Abstract

Coffee consumption has been weakly linked to high blood pressure (BP). The hypothesis that cessation of caffeinated-coffee consumption lowers ambulatory BP was tested in men in a randomized trial. One hundred eighty-six middle-aged, normotensive, male, habitual caffeinated-coffee consumers were recruited. Of these subjects, 150 had sufficiently complete, ambulatory BP measurements for analysis. After 2 months of standard caffeinated-coffee consumption, subjects were randomized to consume an equal amount of the same standard caffeinated coffee or a standard decaffeinated coffee, or to discontinue coffee consumption for 2 months. Diet composition, body weight and exercise did not change. Resting BP and heart rate were not different between the groups before and after intervention.
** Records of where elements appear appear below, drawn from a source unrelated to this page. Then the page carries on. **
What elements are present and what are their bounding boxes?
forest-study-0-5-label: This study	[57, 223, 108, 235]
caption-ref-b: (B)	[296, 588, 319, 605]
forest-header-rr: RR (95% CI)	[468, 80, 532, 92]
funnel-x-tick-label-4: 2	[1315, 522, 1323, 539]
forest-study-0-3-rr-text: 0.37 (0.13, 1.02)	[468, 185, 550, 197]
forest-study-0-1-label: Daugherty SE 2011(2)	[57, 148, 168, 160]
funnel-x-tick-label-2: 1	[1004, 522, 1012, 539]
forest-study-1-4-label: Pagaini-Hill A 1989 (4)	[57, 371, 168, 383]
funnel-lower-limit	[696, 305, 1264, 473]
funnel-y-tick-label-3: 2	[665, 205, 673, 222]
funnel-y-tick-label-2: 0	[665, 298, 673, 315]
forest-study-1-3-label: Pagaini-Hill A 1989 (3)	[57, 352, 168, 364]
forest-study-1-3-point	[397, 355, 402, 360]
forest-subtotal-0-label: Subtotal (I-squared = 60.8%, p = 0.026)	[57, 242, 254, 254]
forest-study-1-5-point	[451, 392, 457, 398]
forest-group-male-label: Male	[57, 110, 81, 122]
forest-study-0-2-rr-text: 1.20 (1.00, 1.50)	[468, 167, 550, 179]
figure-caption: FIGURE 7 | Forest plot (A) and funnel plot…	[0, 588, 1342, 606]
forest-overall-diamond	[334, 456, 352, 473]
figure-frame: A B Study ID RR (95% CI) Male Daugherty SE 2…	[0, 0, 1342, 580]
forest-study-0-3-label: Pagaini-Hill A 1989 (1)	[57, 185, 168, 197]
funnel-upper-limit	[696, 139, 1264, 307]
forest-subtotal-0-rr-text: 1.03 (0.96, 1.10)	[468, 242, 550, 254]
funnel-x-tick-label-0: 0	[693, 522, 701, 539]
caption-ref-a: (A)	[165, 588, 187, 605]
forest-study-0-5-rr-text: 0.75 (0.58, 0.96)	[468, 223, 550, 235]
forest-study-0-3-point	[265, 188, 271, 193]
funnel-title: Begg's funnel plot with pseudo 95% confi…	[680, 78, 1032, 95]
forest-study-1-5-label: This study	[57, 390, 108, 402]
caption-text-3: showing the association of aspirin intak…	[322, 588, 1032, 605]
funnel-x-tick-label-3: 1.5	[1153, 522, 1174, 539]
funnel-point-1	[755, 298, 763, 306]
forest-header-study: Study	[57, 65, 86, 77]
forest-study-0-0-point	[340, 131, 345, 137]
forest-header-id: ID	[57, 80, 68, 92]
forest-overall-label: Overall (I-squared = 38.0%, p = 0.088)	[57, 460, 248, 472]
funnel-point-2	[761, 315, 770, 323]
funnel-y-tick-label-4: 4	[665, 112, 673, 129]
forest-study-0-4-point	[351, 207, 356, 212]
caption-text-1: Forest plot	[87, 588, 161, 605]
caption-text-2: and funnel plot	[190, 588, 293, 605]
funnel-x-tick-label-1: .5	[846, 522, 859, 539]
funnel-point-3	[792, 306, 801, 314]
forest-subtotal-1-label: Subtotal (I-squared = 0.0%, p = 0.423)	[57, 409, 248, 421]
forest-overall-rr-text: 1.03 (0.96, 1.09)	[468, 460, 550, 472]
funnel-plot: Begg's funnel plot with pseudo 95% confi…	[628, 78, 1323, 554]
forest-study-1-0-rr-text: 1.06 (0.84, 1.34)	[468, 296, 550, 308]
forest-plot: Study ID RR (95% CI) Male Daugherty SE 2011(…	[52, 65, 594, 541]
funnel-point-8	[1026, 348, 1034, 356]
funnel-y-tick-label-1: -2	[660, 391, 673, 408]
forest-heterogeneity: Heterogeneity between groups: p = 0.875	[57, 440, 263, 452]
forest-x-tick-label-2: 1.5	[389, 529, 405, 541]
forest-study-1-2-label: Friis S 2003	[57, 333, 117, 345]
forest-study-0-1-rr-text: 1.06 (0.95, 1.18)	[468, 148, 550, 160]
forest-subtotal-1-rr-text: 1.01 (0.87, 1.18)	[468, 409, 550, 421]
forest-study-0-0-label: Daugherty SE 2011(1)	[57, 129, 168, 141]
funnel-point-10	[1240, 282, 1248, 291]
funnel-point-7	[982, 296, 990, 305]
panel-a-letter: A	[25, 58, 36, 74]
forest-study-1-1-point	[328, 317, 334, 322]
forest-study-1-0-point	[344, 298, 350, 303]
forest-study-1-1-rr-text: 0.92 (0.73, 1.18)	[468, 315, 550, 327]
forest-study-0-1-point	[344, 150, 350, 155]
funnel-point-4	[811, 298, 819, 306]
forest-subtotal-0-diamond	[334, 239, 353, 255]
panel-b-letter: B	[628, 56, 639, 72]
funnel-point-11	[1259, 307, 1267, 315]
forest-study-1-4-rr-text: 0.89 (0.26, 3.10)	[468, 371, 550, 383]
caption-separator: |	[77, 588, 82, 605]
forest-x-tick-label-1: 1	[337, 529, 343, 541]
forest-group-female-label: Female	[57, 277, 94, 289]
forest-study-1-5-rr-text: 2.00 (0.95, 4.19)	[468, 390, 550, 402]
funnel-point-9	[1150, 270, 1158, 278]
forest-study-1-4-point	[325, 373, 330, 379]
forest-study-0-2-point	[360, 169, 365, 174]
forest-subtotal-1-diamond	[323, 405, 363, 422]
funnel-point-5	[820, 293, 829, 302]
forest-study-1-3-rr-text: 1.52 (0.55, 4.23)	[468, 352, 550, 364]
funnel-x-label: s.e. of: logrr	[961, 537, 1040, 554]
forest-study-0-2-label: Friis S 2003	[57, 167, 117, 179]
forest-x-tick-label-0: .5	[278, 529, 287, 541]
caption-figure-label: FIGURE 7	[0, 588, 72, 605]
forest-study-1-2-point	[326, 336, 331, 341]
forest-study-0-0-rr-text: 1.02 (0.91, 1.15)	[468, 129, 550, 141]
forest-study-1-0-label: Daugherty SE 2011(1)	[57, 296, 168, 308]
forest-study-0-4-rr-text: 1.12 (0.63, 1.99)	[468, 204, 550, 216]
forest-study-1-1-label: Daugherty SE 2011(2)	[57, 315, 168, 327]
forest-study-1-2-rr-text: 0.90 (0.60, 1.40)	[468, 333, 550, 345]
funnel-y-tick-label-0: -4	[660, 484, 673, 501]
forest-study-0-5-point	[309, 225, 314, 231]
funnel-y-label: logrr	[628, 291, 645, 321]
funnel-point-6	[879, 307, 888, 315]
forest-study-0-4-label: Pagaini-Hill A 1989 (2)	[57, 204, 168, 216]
In comparison with the continued caffeinated-coffeegroup (control), the decaffeinated-coffee group revealed significant reductions in mean ambulatory systolic BP during the morning (−4.0 ± 11 mm Hg; p =0.014), afternoon (−5.3 ± 10 mm Hg; p = 0.001) and evening (−3.2 ± 10 mm Hg; p = 0.003) hours, reductions in mean ambulatory diastolic BP during the afternoon (−1.8 ± 10 mm Hg; p =0.063) and evening (−1.8 ± 10 mm Hg; p = 0.059) hours and no change in ambulatory heart rate. The group randomized to no coffee revealed significant reductions in ambulatory systolic BP during the morning (−4.1 ± 9 mm Hg; p = 0.007), afternoon (−3.3 ± 10 mm Hg; p =0.023) and evening (−2.2 ± 11 mm Hg; p = 0.015) hours, significant reductions in ambulatory diastolic BP during the afternoon (−2.6 ± 6 mm Hg; p = 0.006) and evening (−2.1 ± 6 mm Hg; p = 0.016) hours, and no significant change in ambulatory heart rate. This suggests that cessation of caffeinated coffee results in significant reductions in ambulatory systolic and diastolic BP in normotensive men, which are not apparent from resting BP measurements.